I would have MUCH preferred to use an Arcade1up Mortal Kombat machine, both for the artwork and the built in games, but it's generation 2 and there are reasons I wanted to use a gen 3 machine so I used Marvel. The button layout for Marvel was more convenient as well.
I'll try to keep this short and skip the boring stuff. Decided to start with a Superman PCB since it was affordable and I have found memories of playing it at Chuck E Cheese.

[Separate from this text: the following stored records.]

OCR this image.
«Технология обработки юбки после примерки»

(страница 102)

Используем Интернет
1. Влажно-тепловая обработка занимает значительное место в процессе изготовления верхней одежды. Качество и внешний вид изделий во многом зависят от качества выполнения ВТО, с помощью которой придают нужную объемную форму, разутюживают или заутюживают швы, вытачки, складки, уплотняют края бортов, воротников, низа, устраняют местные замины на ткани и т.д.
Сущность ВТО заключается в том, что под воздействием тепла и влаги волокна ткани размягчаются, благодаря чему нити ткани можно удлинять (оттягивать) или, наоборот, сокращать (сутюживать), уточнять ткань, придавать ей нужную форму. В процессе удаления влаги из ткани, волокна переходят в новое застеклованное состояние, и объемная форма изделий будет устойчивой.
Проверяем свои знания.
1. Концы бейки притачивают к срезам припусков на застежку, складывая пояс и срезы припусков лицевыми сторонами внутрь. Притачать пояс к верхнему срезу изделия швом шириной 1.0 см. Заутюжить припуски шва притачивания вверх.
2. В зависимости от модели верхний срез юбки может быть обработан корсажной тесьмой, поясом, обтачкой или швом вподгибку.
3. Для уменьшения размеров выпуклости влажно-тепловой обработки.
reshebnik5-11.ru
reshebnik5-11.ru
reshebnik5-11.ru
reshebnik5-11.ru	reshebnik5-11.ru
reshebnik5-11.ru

Removed and replaced all buttons, joysticks, and wires. Not sure how it looks in the pictures but the joysticks aren't centered in the holes and there is a small visible gap on each because of the way the panel is drilled. They work fine and have their full range of movement, but i intend to try and find a solution for that. Wired a power supply that powers the JAMMA harness, and wired a power strip into a power switch on the backdoor, so everything inside is plugged into that strip
and to turn it all on or off I just flip the switch on the back. Did the same thing with the TMNT machine and Starcade. Wired everything into a JAMMA harness, which is what plugs into the arcade board. Took a little bit to get video working and stable but it's good to go now, only complaint is the box that converts from the board to my monitor won't boot automatically to an input, so I have to hit a button on the remote control everytime I boot up. Not a big deal though.
Audio took quite awhile but I had my big breakthrough the other night and it seems to be solid now. I need to clean up the wiring for it, but it works fine at least.
Bought a jigsaw and last night cut a hole in the back for the power switch and a big one in the front for this bad boy. I still need to mount it in firmly and it's not hooked up yet, but I like how it looks in the panel. When I tested it the 2p coin slot worked but 1p if its connected it just constantly sends the add coin signal and the game stops and flashes COIN ERROR. 2p did that at first but after running a couple quarters through worked fine, but no matter how many I ran through 1p it still was broke so that's on the to do list.
So it's at a pretty good usuable stage, with the todo list being big but nothing that had to be done to make it playable. I may wire a coin button to one of the unused buttons just for convenience until I fix the other coin slot. (Superman doesn't have a freeplay mode as far as I can tell).
So I'm really happy how this has come out so far. Especially given I failed so hard last year and broke a Captain America board. And now that I've got this working, in theory when I buy new games, as long as they're JAMMA (arcade wiring standard adopted in I think the late 80s) it should just be a matter of unplugging the old board and plugging in the new one with the JAMMA connector and basically be plug and play. Now if only Gauntlet Legends/Dark Legacy wasn't so fucking expensive.